IEEE Trans Image Process. 2022:31:1761-1773. doi: 10.1109/TIP.2022.3146625. Epub 2022 Feb 8.

Abstract

Deep convolutional neural network based video super-resolution (SR) models have achieved significant progress in recent years. Existing deep video SR methods usually impose optical flow to wrap the neighboring frames for temporal alignment. However, accurate estimation of optical flow is quite difficult, which tends to produce artifacts in the super-resolved results. To address this problem, we propose a novel end-to-end deep convolutional network that dynamically generates the spatially adaptive filters for the alignment, which are constituted by the local spatio-temporal channels of each pixel.
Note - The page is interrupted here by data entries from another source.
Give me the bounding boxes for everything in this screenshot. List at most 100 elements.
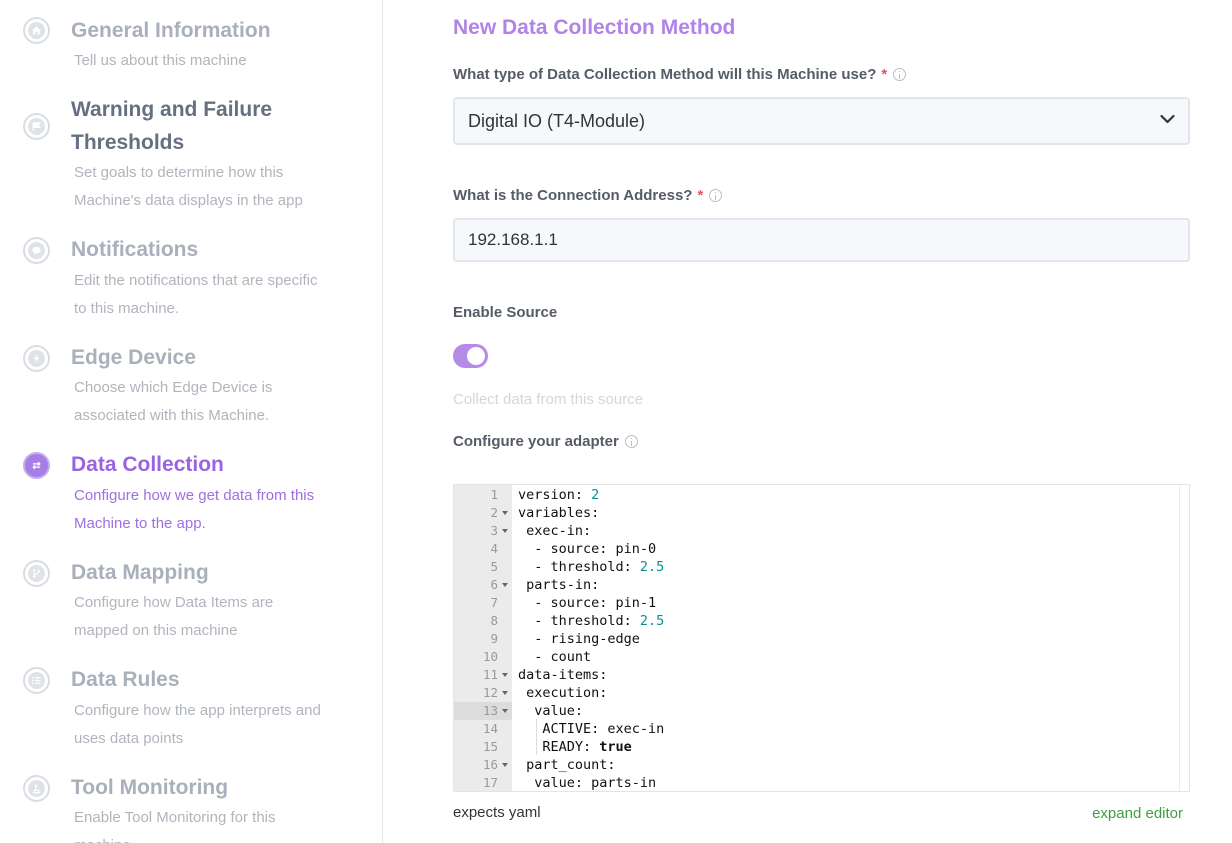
method-type-label-text: What type of Data Collection Method will… bbox=[453, 66, 877, 83]
info-icon[interactable] bbox=[709, 189, 723, 202]
fold-arrow-icon[interactable] bbox=[502, 691, 508, 695]
line-number: 12 bbox=[482, 685, 498, 700]
code-number-token: 2.5 bbox=[639, 613, 665, 629]
line-number: 3 bbox=[490, 523, 498, 538]
line-number: 4 bbox=[490, 541, 498, 556]
code-line[interactable]: 8 - threshold: 2.5 bbox=[454, 612, 1180, 630]
line-number-cell: 5 bbox=[454, 558, 512, 576]
flag-icon bbox=[23, 113, 50, 140]
step-data-collection[interactable]: Data Collection Configure how we get dat… bbox=[0, 448, 382, 538]
code-line[interactable]: 2 variables: bbox=[454, 504, 1180, 522]
tool-icon bbox=[23, 775, 50, 802]
fold-arrow-icon[interactable] bbox=[502, 673, 508, 677]
code-line[interactable]: 10 - count bbox=[454, 648, 1180, 666]
code-text: - rising-edge bbox=[518, 630, 640, 648]
home-icon bbox=[23, 17, 50, 44]
connection-address-input[interactable] bbox=[453, 218, 1190, 262]
code-line[interactable]: 9 - rising-edge bbox=[454, 630, 1180, 648]
code-line[interactable]: 11 data-items: bbox=[454, 666, 1180, 684]
code-token: - rising-edge bbox=[518, 631, 640, 647]
configure-adapter-label-text: Configure your adapter bbox=[453, 433, 619, 450]
code-line[interactable]: 3 exec-in: bbox=[454, 522, 1180, 540]
code-text: READY: true bbox=[518, 738, 631, 756]
code-token: value: bbox=[518, 703, 584, 719]
code-text: exec-in: bbox=[518, 522, 591, 540]
lightning-bolt-icon bbox=[23, 345, 50, 372]
line-number: 13 bbox=[482, 703, 498, 718]
fold-arrow-icon[interactable] bbox=[502, 511, 508, 515]
code-line[interactable]: 13 value: bbox=[454, 702, 1180, 720]
fold-arrow-icon[interactable] bbox=[502, 529, 508, 533]
step-description: Choose which Edge Device is associated w… bbox=[74, 379, 273, 424]
step-title: Warning and Failure Thresholds bbox=[71, 98, 273, 154]
info-icon[interactable] bbox=[624, 435, 638, 448]
code-text: - threshold: 2.5 bbox=[518, 558, 664, 576]
code-line[interactable]: 14 ACTIVE: exec-in bbox=[454, 720, 1180, 738]
connection-address-label-text: What is the Connection Address? bbox=[453, 187, 693, 204]
line-number-cell: 2 bbox=[454, 504, 512, 522]
code-text: part_count: bbox=[518, 756, 615, 774]
enable-source-toggle[interactable] bbox=[453, 344, 488, 368]
expand-editor-link[interactable]: expand editor bbox=[1092, 805, 1183, 822]
code-line[interactable]: 1 version: 2 bbox=[454, 486, 1180, 504]
line-number-cell: 15 bbox=[454, 738, 512, 756]
line-number-cell: 3 bbox=[454, 522, 512, 540]
info-icon[interactable] bbox=[893, 68, 907, 81]
step-warning-failure-thresholds[interactable]: Warning and Failure Thresholds Set goals… bbox=[0, 93, 382, 218]
step-notifications[interactable]: Notifications Edit the notifications tha… bbox=[0, 233, 382, 323]
step-description: Set goals to determine how this Machine'… bbox=[74, 164, 303, 209]
fold-arrow-icon[interactable] bbox=[502, 763, 508, 767]
code-line[interactable]: 12 execution: bbox=[454, 684, 1180, 702]
code-line[interactable]: 15 READY: true bbox=[454, 738, 1180, 756]
toggle-knob bbox=[467, 347, 485, 365]
line-number: 8 bbox=[490, 613, 498, 628]
line-number: 9 bbox=[490, 631, 498, 646]
yaml-code-editor[interactable]: 1 version: 2 2 variables: 3 exec-in: 4 - sour… bbox=[453, 484, 1190, 792]
code-line[interactable]: 4 - source: pin-0 bbox=[454, 540, 1180, 558]
step-description: Configure how the app interprets and use… bbox=[74, 702, 321, 747]
fold-arrow-icon[interactable] bbox=[502, 709, 508, 713]
code-text: value: parts-in bbox=[518, 774, 656, 791]
code-token: - source: pin-0 bbox=[518, 541, 657, 557]
fold-arrow-icon[interactable] bbox=[502, 583, 508, 587]
configure-adapter-label: Configure your adapter bbox=[453, 433, 638, 450]
step-title: General Information bbox=[71, 19, 271, 42]
step-edge-device[interactable]: Edge Device Choose which Edge Device is … bbox=[0, 341, 382, 431]
line-number-cell: 14 bbox=[454, 720, 512, 738]
method-type-value: Digital IO (T4-Module) bbox=[468, 110, 646, 131]
list-icon bbox=[23, 667, 50, 694]
line-number-cell: 7 bbox=[454, 594, 512, 612]
code-text: ACTIVE: exec-in bbox=[518, 720, 664, 738]
line-number: 11 bbox=[482, 667, 498, 682]
data-collection-form: New Data Collection Method What type of … bbox=[383, 0, 1232, 843]
step-data-rules[interactable]: Data Rules Configure how the app interpr… bbox=[0, 663, 382, 753]
code-number-token: 2 bbox=[591, 487, 600, 503]
connection-address-label: What is the Connection Address? * bbox=[453, 187, 723, 204]
line-number-cell: 17 bbox=[454, 774, 512, 791]
required-asterisk: * bbox=[881, 66, 888, 83]
code-line[interactable]: 6 parts-in: bbox=[454, 576, 1180, 594]
line-number: 7 bbox=[490, 595, 498, 610]
step-title: Tool Monitoring bbox=[71, 776, 229, 799]
code-token: READY: bbox=[518, 739, 600, 755]
step-tool-monitoring[interactable]: Tool Monitoring Enable Tool Monitoring f… bbox=[0, 771, 382, 843]
code-line[interactable]: 17 value: parts-in bbox=[454, 774, 1180, 791]
setup-stepper: General Information Tell us about this m… bbox=[0, 0, 383, 843]
step-title: Data Collection bbox=[71, 453, 224, 476]
code-text: - source: pin-0 bbox=[518, 540, 656, 558]
step-description: Configure how Data Items are mapped on t… bbox=[74, 594, 274, 639]
code-line[interactable]: 5 - threshold: 2.5 bbox=[454, 558, 1180, 576]
line-number-cell: 11 bbox=[454, 666, 512, 684]
method-type-select[interactable]: Digital IO (T4-Module) bbox=[453, 97, 1190, 145]
step-data-mapping[interactable]: Data Mapping Configure how Data Items ar… bbox=[0, 556, 382, 646]
editor-scrollbar[interactable] bbox=[1179, 485, 1189, 791]
line-number-cell: 10 bbox=[454, 648, 512, 666]
branch-icon bbox=[23, 560, 50, 587]
code-token: data-items: bbox=[518, 667, 608, 683]
code-line[interactable]: 16 part_count: bbox=[454, 756, 1180, 774]
code-token: - source: pin-1 bbox=[518, 595, 657, 611]
step-general-information[interactable]: General Information Tell us about this m… bbox=[0, 14, 382, 84]
code-line[interactable]: 7 - source: pin-1 bbox=[454, 594, 1180, 612]
code-token: execution: bbox=[518, 685, 608, 701]
line-number: 17 bbox=[482, 775, 498, 790]
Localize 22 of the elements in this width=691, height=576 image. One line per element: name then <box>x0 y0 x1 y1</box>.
Our method avoids generating explicit motion compensation and utilizes spatio-temporal adaptive filters to achieve the operation of alignment, which effectively fuses the multi-frame information and improves the temporal consistency of the video. Capitalizing on the proposed adaptive filter, we develop a reconstruction network and take the aligned frames as input to restore the high-resolution frames. In addition, we employ residual modules embedded with channel attention as the basic unit to extract more informative features for video SR. Both quantitative and qualitative evaluation results on three public video datasets demonstrate that the proposed method performs favorably against state-of-the-art super-resolution methods in terms of clearness and texture details.